Window Draught Seals
Draughty windows are one of the most common problems we are called to fix. There are numerous reasons why a window would be draughty. When we call to repair a draughty window, we first fully inspect the window to discover where the draught is coming from.
- The first thing we check is the hinges on the window. A lot of people think that the draught seals on their windows have shrunk or are damaged, but in most cases it is the window hinges that are broken.
- Broken window hinges can be seen as a gap between the window sash (the opening section of the window) and the seal on the frame. This gap can be small enough that you could fit a bank card in or large enough that you could fit your finger in. This is where the air gets in, and you will feel it as a cold draught. Replacing the hinges will solve this problem without doing anything to the window seals.
- We also check that the window is hanging properly, closing and locking tightly, and that there are no gaps in the plaster or window board where cold air can get through. We can make adjustments to ensure the window is hanging properly and that it is closing and locking tightly. If there is any gaps in the plaster or window board, we seal them using silicone or caulk.
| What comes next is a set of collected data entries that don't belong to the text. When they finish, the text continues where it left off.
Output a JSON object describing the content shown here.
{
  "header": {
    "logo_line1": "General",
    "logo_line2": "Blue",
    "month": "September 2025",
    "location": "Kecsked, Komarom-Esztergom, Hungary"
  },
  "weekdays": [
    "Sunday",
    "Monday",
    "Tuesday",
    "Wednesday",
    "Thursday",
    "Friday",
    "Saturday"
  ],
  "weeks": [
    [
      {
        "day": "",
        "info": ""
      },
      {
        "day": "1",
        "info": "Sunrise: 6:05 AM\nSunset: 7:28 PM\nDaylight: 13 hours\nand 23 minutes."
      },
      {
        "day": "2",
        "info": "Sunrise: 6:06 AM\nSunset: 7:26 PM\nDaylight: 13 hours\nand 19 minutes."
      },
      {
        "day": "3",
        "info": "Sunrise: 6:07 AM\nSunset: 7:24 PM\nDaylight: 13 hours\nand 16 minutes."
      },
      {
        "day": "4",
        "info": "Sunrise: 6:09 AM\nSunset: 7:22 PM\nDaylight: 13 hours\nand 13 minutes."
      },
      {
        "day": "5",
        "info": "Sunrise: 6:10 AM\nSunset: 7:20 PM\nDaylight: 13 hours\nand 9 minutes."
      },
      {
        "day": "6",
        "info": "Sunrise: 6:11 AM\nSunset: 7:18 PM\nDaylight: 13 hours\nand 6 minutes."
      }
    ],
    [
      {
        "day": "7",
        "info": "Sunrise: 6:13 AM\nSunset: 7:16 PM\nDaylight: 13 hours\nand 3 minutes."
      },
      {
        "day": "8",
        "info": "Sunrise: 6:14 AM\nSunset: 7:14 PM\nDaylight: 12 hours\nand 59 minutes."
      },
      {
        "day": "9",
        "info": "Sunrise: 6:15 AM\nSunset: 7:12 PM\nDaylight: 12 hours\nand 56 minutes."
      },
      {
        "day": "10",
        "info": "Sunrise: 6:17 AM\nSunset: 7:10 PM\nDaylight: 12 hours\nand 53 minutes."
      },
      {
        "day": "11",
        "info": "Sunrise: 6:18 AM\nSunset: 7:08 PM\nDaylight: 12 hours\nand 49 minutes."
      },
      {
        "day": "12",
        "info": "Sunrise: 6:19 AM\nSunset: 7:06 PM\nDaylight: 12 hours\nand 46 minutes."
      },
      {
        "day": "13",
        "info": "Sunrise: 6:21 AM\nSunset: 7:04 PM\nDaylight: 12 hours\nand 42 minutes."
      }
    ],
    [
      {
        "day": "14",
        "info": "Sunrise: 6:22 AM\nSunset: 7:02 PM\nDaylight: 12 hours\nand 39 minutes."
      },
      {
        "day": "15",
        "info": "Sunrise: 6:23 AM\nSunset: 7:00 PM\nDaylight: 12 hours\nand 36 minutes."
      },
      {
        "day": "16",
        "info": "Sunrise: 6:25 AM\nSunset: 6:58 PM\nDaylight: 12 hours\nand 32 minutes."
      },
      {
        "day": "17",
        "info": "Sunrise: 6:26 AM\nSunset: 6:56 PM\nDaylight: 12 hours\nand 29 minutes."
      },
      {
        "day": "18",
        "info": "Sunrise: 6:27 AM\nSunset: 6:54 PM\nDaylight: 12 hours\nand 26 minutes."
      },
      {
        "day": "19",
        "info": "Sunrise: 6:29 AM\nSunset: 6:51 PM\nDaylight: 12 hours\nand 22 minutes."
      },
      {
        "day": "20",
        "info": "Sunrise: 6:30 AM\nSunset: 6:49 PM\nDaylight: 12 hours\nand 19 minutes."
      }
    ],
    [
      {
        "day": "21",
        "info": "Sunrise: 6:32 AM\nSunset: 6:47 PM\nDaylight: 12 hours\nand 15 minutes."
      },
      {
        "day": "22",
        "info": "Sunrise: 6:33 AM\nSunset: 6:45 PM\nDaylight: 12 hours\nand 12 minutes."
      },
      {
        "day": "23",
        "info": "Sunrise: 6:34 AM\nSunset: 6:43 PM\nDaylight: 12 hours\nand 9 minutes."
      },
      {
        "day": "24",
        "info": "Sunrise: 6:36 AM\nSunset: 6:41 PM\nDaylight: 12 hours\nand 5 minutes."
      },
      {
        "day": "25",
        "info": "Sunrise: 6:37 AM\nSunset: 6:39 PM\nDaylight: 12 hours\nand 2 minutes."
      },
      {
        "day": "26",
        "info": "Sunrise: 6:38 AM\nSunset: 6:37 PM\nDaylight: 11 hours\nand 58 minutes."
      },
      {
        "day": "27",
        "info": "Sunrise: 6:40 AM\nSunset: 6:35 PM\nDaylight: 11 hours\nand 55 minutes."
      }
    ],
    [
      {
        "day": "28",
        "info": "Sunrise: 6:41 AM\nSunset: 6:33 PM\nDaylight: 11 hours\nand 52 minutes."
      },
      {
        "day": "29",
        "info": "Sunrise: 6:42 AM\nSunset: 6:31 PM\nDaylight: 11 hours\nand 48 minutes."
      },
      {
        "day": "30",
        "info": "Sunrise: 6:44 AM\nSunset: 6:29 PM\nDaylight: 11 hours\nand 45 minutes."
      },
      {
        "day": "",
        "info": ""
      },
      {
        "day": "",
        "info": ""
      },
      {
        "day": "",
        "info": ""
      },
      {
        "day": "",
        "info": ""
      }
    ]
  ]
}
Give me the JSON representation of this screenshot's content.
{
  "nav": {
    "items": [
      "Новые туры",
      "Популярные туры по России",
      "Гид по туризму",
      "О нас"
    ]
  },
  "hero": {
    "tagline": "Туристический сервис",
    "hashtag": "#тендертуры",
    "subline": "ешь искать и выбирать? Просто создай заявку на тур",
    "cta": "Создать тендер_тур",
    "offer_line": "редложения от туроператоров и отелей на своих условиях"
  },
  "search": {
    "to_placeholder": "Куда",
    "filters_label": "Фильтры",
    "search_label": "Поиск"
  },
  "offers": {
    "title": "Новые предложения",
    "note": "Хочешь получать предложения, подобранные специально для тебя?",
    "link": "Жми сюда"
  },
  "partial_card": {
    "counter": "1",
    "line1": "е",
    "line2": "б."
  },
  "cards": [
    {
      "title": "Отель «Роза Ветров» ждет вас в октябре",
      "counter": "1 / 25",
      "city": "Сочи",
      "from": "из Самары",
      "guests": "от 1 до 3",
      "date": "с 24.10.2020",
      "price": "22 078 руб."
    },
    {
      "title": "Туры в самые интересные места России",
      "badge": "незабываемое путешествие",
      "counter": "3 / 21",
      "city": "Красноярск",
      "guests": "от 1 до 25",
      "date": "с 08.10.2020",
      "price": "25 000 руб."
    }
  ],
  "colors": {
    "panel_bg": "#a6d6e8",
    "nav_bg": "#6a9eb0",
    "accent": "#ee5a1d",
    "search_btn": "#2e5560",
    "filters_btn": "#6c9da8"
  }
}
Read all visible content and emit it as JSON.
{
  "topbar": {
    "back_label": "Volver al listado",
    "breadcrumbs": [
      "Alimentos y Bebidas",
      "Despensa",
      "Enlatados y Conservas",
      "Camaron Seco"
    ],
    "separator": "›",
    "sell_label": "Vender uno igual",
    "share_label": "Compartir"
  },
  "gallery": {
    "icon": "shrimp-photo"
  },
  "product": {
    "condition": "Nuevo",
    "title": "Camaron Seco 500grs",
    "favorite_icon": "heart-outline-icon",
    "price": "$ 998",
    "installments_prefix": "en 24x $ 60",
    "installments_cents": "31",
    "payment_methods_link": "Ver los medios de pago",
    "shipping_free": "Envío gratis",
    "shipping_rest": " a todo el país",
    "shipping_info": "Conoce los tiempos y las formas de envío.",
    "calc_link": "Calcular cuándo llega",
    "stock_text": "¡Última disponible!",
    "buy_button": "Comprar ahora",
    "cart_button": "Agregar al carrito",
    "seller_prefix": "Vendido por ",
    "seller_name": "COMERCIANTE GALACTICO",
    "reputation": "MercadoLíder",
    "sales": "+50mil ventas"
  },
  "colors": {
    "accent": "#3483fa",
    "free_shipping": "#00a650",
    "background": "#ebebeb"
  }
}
- The final thing we check is the draught seals. In most pvc windows this is a black rubber strip that surrounds the window openings. In aluminium windows this is a wool pile. In timber windows it is usually a brown or white rubber strip. Rubber seals can become damaged These rubber seals can become damaged from wear and tear, and can become perished from weather and the sun. The glazing seals on older aluminium and pvc windows can shrink back leaving gaps in the corners. Glazing seals are rubber strips used to secure the glass or double glazing into the window.